I’ve expressed my admiration for Paul Graham a number of times already in this young blog. He’s a successful entrepreneur, investor, innovator, writer, philosopher, language designer, and hacker. Most people would be happy to be as good at one thing as he is at any of those things. Today, let me add to his mystique.
I’m a regular on Paul Graham’s Hacker News site, but I had a hard time following the conversations and getting the full value of the site until I would hystry.com by Kartik Agaram. Kartik scraped all of the comments from Hacker News and displayed them with some extra formatting and features. There were some neat things like the ability to filter out conversations you were unintereested in and see all the parents any comment. But the thing I liked most was the way each comment had the article it related to next to it so it was easy to visually filter conversations.
Well, one day it just stopped loading new comments. I figured it was temporary and waited a day or two for it to come back, but when it didn’t, I emailed Kartik to see what was going on. He said his crawler’s email address was banned because it was putting too much of a load on the Hacker News server. That was certainly reasonable of pg to do, but I wanted to make sure he knew that I found hystry’s features to be valuable. I thought the best way to let Paul know would be to post a request on Hacker News, with a slightly inflammatory title (Reinstate hystry’s Hacker News) and a much more polite request in the text field.
What happened after that is pretty amazing. It’s worth reading through the entire thread, noting the time stamps for when things happened. To make a long story short, Paul made three changes to his running site in real time response to a dialog he was having on that discussion thread. Total time for feature request, notification, communication, two design iterations and a bug fix: 7 hours. Here’s a timeline of what happened: (note: I can’t say exactly how long this took because posts over an hour old don’t show minutes)
- Start – I make the request to let hystry crawl again because I like the way they displayed the content
- After 3 hours – After some other people commented on the issue, Paul explains that it was hard on his server and asks if I’d like anything changed on Hacker News itself
- After 4 hours – I make my recommendation and Paul makes a change to the live site within the hour
- After 5 hours – Someone recommends an alternative design and Paul implements that suggestion, again withing the hour
- After 6 hours – I notice a bug and point it out
- After 7 hours – Paul fixes the bug
Here’s what the new site looks like with the root link shown:
How did Paul make these changes so fast? Hacker News is written in Arc, his new language built on top of MzScheme. I don’t know whether the web server is his own or if it comes with MzScheme, but he has REPL access to the running server. So he made changes to the site’s code while it was running and changes were instant. Hacker News doesn’t have customers per se, but choice of technology and architecture let him provide an unforgettable user experience. This should certainly raise an eyebrow for anyone who has had deployment or downtime issues while making changes to their site.

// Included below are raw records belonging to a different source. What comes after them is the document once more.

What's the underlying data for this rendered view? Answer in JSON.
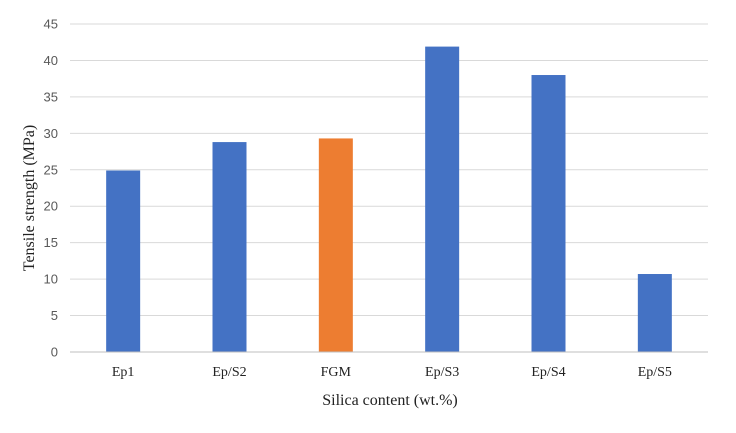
{
  "chart_data": {
    "type": "bar",
    "categories": [
      "Ep1",
      "Ep/S2",
      "FGM",
      "Ep/S3",
      "Ep/S4",
      "Ep/S5"
    ],
    "values": [
      24.9,
      28.8,
      29.3,
      41.9,
      38.0,
      10.7
    ],
    "bar_colors": [
      "#4472c4",
      "#4472c4",
      "#ed7d31",
      "#4472c4",
      "#4472c4",
      "#4472c4"
    ],
    "xlabel": "Silica content (wt.%)",
    "ylabel": "Tensile strength (MPa)",
    "ylim": [
      0,
      45
    ],
    "yticks": [
      0,
      5,
      10,
      15,
      20,
      25,
      30,
      35,
      40,
      45
    ],
    "grid": true,
    "legend": "none"
  },
  "colors": {
    "grid": "#d9d9d9",
    "axis": "#bfbfbf"
  }
}
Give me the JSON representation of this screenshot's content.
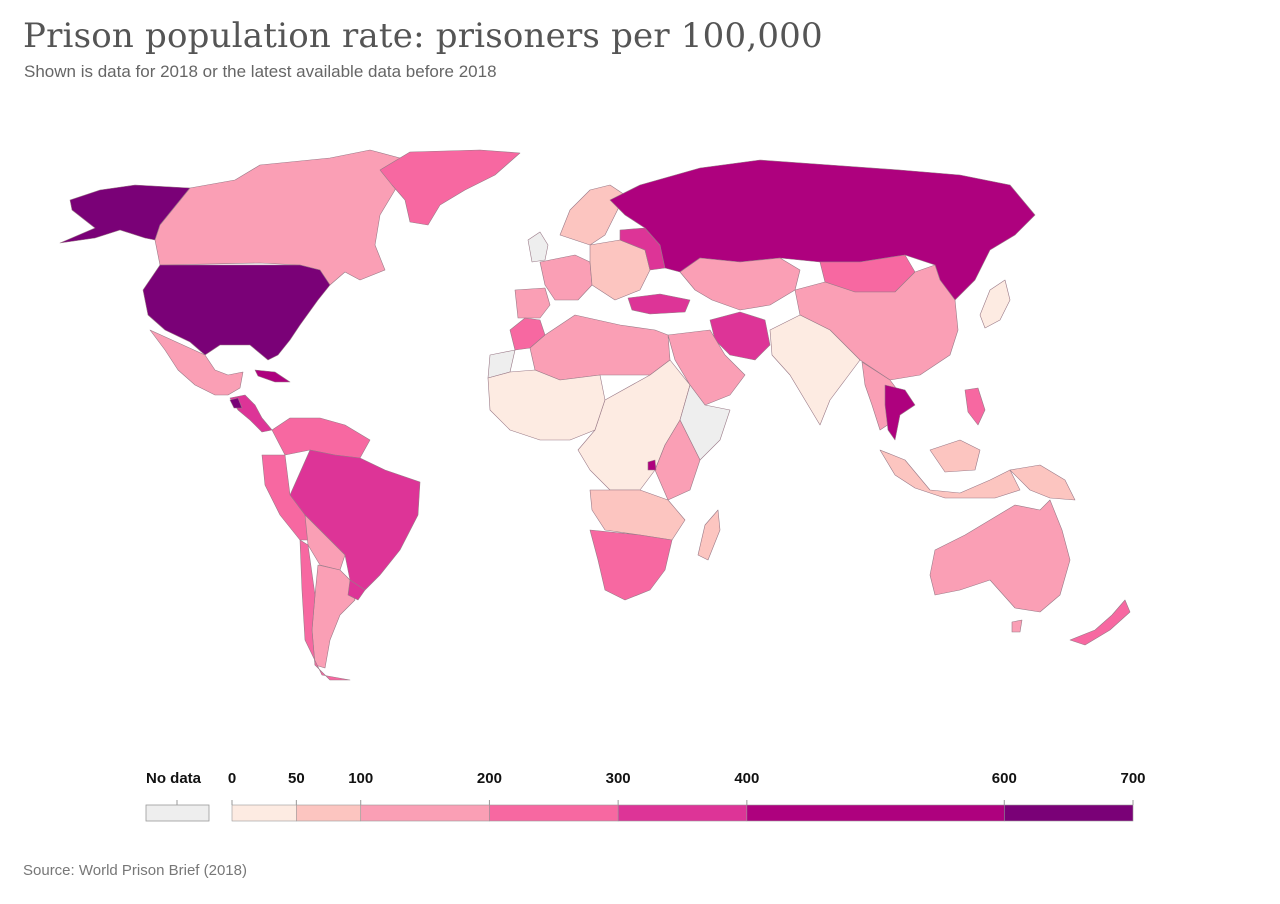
{
  "header": {
    "title": "Prison population rate: prisoners per 100,000",
    "subtitle": "Shown is data for 2018 or the latest available data before 2018"
  },
  "legend": {
    "no_data_label": "No data",
    "no_data_color": "#eeeeee",
    "ticks": [
      "0",
      "50",
      "100",
      "200",
      "300",
      "400",
      "600",
      "700"
    ],
    "bins": [
      {
        "from": 0,
        "to": 50,
        "color": "#fdebe2"
      },
      {
        "from": 50,
        "to": 100,
        "color": "#fcc5c0"
      },
      {
        "from": 100,
        "to": 200,
        "color": "#fa9fb5"
      },
      {
        "from": 200,
        "to": 300,
        "color": "#f768a1"
      },
      {
        "from": 300,
        "to": 400,
        "color": "#dd3497"
      },
      {
        "from": 400,
        "to": 600,
        "color": "#ae017e"
      },
      {
        "from": 600,
        "to": 700,
        "color": "#7a0177"
      }
    ]
  },
  "footer": {
    "source": "Source: World Prison Brief (2018)"
  }
}
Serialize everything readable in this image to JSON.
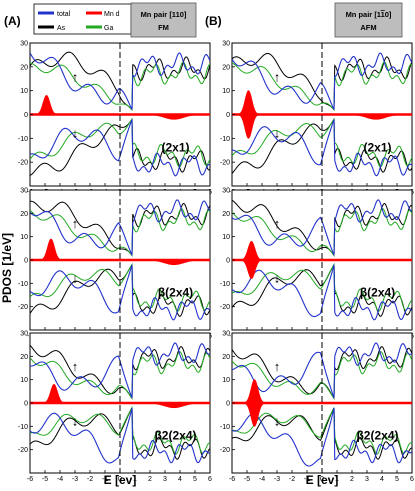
{
  "figure": {
    "column_labels": [
      "(A)",
      "(B)"
    ],
    "ylabel": "PDOS [1/eV]",
    "xlabel_left": "E  [ev]",
    "xlabel_right": "E  [ev]"
  },
  "legend": {
    "entries": [
      {
        "name": "total",
        "color": "#2233cc"
      },
      {
        "name": "Mn d",
        "color": "#ff0000"
      },
      {
        "name": "As",
        "color": "#000000"
      },
      {
        "name": "Ga",
        "color": "#22aa22"
      }
    ]
  },
  "boxes": {
    "left": {
      "line1": "Mn pair [110]",
      "line2": "FM"
    },
    "right": {
      "line1": "Mn pair [1",
      "overbar_digit": "1",
      "line1_end": "0]",
      "line2": "AFM"
    }
  },
  "chart_data": [
    {
      "type": "line",
      "column": "A",
      "magnetic_order": "FM",
      "surface": "(2x1)",
      "spin_up_arrow": "↑",
      "spin_down_arrow": "↓",
      "xlim": [
        -6,
        6
      ],
      "ylim": [
        -30,
        30
      ],
      "yticks": [
        -20,
        -10,
        0,
        10,
        20,
        30
      ],
      "xticks": [
        -6,
        -5,
        -4,
        -3,
        -2,
        -1,
        0,
        1,
        2,
        3,
        4,
        5,
        6
      ],
      "xticklabels": [
        "-6",
        "-5",
        "-4",
        "-3",
        "-2",
        "-1",
        "0",
        "1",
        "2",
        "3",
        "4",
        "5",
        "6"
      ],
      "fermi_level": 0,
      "mn_d_peaks": {
        "up": [
          {
            "x": -4.9,
            "amp": 8
          }
        ],
        "down": [
          {
            "x": 3.6,
            "amp": -2
          }
        ]
      }
    },
    {
      "type": "line",
      "column": "B",
      "magnetic_order": "AFM",
      "surface": "(2x1)",
      "spin_up_arrow": "↑",
      "spin_down_arrow": "↓",
      "xlim": [
        -6,
        6
      ],
      "ylim": [
        -30,
        30
      ],
      "yticks": [
        -20,
        -10,
        0,
        10,
        20,
        30
      ],
      "xticks": [
        -6,
        -5,
        -4,
        -3,
        -2,
        -1,
        0,
        1,
        2,
        3,
        4,
        5,
        6
      ],
      "xticklabels": [
        "-6",
        "-5",
        "-4",
        "-3",
        "-2",
        "-1",
        "0",
        "1",
        "2",
        "3",
        "4",
        "5",
        "6"
      ],
      "fermi_level": 0,
      "mn_d_peaks": {
        "up": [
          {
            "x": -4.9,
            "amp": 10
          }
        ],
        "down": [
          {
            "x": -4.9,
            "amp": -10
          },
          {
            "x": 3.6,
            "amp": -2
          }
        ]
      }
    },
    {
      "type": "line",
      "column": "A",
      "magnetic_order": "FM",
      "surface": "β(2x4)",
      "spin_up_arrow": "↑",
      "spin_down_arrow": "↓",
      "xlim": [
        -6,
        6
      ],
      "ylim": [
        -30,
        30
      ],
      "yticks": [
        -20,
        -10,
        0,
        10,
        20,
        30
      ],
      "xticks": [
        -6,
        -5,
        -4,
        -3,
        -2,
        -1,
        0,
        1,
        2,
        3,
        4,
        5,
        6
      ],
      "xticklabels": [
        "-6",
        "-5",
        "-4",
        "-3",
        "-2",
        "-1",
        "0",
        "1",
        "2",
        "3",
        "4",
        "5",
        "6"
      ],
      "fermi_level": 0,
      "mn_d_peaks": {
        "up": [
          {
            "x": -4.6,
            "amp": 9
          }
        ],
        "down": [
          {
            "x": 3.6,
            "amp": -2
          }
        ]
      }
    },
    {
      "type": "line",
      "column": "B",
      "magnetic_order": "AFM",
      "surface": "β(2x4)",
      "spin_up_arrow": "↑",
      "spin_down_arrow": "↓",
      "xlim": [
        -6,
        6
      ],
      "ylim": [
        -30,
        30
      ],
      "yticks": [
        -20,
        -10,
        0,
        10,
        20,
        30
      ],
      "xticks": [
        -6,
        -5,
        -4,
        -3,
        -2,
        -1,
        0,
        1,
        2,
        3,
        4,
        5,
        6
      ],
      "xticklabels": [
        "-6",
        "-5",
        "-4",
        "-3",
        "-2",
        "-1",
        "0",
        "1",
        "2",
        "3",
        "4",
        "5",
        "6"
      ],
      "fermi_level": 0,
      "mn_d_peaks": {
        "up": [
          {
            "x": -4.7,
            "amp": 8
          }
        ],
        "down": [
          {
            "x": -4.7,
            "amp": -8
          }
        ]
      }
    },
    {
      "type": "line",
      "column": "A",
      "magnetic_order": "FM",
      "surface": "β2(2x4)",
      "spin_up_arrow": "↑",
      "spin_down_arrow": "↓",
      "xlim": [
        -6,
        6
      ],
      "ylim": [
        -30,
        30
      ],
      "yticks": [
        -20,
        -10,
        0,
        10,
        20,
        30
      ],
      "xticks": [
        -6,
        -5,
        -4,
        -3,
        -2,
        -1,
        0,
        1,
        2,
        3,
        4,
        5,
        6
      ],
      "xticklabels": [
        "-6",
        "-5",
        "-4",
        "-3",
        "-2",
        "-1",
        "0",
        "1",
        "2",
        "3",
        "4",
        "5",
        "6"
      ],
      "fermi_level": 0,
      "mn_d_peaks": {
        "up": [
          {
            "x": -4.4,
            "amp": 8
          }
        ],
        "down": [
          {
            "x": 3.6,
            "amp": -2
          }
        ]
      }
    },
    {
      "type": "line",
      "column": "B",
      "magnetic_order": "AFM",
      "surface": "β2(2x4)",
      "spin_up_arrow": "↑",
      "spin_down_arrow": "↓",
      "xlim": [
        -6,
        6
      ],
      "ylim": [
        -30,
        30
      ],
      "yticks": [
        -20,
        -10,
        0,
        10,
        20,
        30
      ],
      "xticks": [
        -6,
        -5,
        -4,
        -3,
        -2,
        -1,
        0,
        1,
        2,
        3,
        4,
        5,
        6
      ],
      "xticklabels": [
        "-6",
        "-5",
        "-4",
        "-3",
        "-2",
        "-1",
        "0",
        "1",
        "2",
        "3",
        "4",
        "5",
        "6"
      ],
      "fermi_level": 0,
      "mn_d_peaks": {
        "up": [
          {
            "x": -4.5,
            "amp": 10
          }
        ],
        "down": [
          {
            "x": -4.5,
            "amp": -10
          }
        ]
      }
    }
  ]
}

If one of your users had a reasonable feature request, how long would it take you to publish it?
Comments at programming.reddit.com
First spewing-Coke-out-my-nose funny comment of the day: “Nice. Here I thought this was an article about Graham rewriting some history. I was pleasantly surprised.” -now look back at the title of the article. Thanks boredzo!
UPDATE: Several people have pointed out that this isn’t some technological miracle and you could do the same thing with X (for many values of X). I know. That’s why I spent about 5% of the article on it. I was impressed with his response to unsolicited feedback that was sent to him indirectly, and that he didn’t just slap out the change, he made two design iterations and a bug fix while communicating almost live with users. Much more of a social and business feat than technological.